Autoantibodies generated in germinal centers (GCs) contribute to the pathogenesis of autoimmune diseases. GCs are controlled by specialized FoxP3+ T-follicular regulatory cells (Tfr), but their role in established autoimmunity is unclear. We generated autoimmune bone marrow chimeras in which Tfr could be specifically ablated by diphtheria toxin. Furthermore, we tracked the clonal persistence and evolution of Tfr populations using Confetti reporters. Ablation of Tfr caused increased early plasma cell output, but longer-term ablation did not increase plasma cell levels beyond those of Tfr-sufficient controls, suggesting that Tfr fail to contain chronic autoreactive GC responses. In agreement, Tfr were robustly induced in early autoreactive GCs but then waned. Moreover, we observed polyclonal Tfr expansion when ablating part of the Tfr subset. Hence, under homeostatic conditions, a polyclonal population of Tfr operates to control autoreactivity by limiting the output of plasma cells from GCs, but in chronic autoimmunity, this mechanism fails.

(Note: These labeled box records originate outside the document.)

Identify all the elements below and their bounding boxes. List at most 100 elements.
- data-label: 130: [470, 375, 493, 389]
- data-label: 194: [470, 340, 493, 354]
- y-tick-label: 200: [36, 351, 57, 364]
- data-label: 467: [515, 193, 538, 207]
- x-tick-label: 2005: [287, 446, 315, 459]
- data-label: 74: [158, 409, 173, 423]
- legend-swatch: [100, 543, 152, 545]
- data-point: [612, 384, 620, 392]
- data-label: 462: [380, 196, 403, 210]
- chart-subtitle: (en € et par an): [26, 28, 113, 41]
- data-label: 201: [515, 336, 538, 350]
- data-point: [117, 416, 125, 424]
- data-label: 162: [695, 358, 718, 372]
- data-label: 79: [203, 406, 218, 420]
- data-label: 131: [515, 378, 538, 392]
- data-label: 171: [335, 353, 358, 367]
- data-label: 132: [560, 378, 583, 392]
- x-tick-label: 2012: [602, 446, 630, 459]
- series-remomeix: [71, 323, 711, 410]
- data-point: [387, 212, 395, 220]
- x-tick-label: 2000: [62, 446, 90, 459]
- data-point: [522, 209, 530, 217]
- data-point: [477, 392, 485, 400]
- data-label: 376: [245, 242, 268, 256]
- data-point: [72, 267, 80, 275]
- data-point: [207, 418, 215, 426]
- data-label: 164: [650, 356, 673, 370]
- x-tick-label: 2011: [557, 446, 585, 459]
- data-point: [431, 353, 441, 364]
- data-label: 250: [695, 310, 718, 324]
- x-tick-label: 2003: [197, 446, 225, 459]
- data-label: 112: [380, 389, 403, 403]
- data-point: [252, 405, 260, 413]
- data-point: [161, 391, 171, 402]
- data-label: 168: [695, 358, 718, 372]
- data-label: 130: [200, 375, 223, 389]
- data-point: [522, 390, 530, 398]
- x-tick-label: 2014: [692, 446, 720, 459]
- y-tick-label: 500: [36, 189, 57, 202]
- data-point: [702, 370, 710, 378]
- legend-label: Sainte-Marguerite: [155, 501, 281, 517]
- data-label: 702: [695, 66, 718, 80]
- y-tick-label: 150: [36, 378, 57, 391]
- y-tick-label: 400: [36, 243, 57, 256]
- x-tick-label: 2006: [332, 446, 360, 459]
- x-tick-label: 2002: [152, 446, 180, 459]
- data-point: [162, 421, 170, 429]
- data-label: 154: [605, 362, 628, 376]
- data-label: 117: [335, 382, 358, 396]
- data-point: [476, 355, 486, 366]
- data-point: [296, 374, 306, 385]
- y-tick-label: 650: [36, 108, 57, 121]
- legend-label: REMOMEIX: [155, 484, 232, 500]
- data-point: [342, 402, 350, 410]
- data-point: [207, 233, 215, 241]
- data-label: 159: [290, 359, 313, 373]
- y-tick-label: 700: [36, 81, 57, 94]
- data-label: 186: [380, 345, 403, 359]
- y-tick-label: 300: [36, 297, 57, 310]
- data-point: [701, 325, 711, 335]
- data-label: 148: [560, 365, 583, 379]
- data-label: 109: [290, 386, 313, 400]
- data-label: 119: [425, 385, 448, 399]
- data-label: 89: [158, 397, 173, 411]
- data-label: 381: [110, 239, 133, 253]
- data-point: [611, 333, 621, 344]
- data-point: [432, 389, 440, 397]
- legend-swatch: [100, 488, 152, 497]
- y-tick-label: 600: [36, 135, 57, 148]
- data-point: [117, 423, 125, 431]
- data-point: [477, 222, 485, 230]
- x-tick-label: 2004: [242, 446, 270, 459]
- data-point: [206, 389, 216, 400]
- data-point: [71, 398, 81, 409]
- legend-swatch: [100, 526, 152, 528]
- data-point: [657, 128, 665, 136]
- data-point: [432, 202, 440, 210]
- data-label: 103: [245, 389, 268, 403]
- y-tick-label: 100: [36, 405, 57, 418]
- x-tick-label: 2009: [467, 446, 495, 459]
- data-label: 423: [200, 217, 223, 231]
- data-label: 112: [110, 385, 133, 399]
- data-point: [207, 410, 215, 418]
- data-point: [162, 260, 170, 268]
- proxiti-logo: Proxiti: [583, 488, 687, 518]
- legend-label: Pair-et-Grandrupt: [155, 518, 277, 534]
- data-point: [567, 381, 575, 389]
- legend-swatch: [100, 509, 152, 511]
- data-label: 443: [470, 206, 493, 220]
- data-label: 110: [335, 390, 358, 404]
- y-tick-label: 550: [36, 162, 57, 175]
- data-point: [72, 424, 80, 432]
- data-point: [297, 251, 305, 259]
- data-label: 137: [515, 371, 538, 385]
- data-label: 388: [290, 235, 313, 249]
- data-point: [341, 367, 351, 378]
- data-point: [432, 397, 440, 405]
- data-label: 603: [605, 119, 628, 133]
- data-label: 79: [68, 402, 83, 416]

生发中心(GCs)产生的自身抗体促成了自身免疫性疾病的发病机制。GCs受专门的FoxP3 + 滤泡调节性T细胞(Tfr)控制,但其在已建立的自身免疫中的作用尚不清楚。我们构建了自身免疫性骨髓嵌合体,其中Tfr可被白喉毒素特异性消融。此外,我们使用五彩纸屑报告基因追踪Tfr群体的克隆持久性和演变。Tfr的消融导致早期浆细胞输出增加,但长期消融并未使浆细胞水平超过Tfr充足的对照组,这表明Tfr无法控制慢性自身反应性GC反应。与此一致的是,Tfr在早期自身反应性GCs中被强烈诱导,但随后减少。此外,当消融部分Tfr亚群时,我们观察到多克隆Tfr扩增。因此,在稳态条件下,多克隆Tfr群体通过限制GCs中浆细胞的输出发挥作用来控制自身反应性,但在慢性自身免疫中,这种机制失效。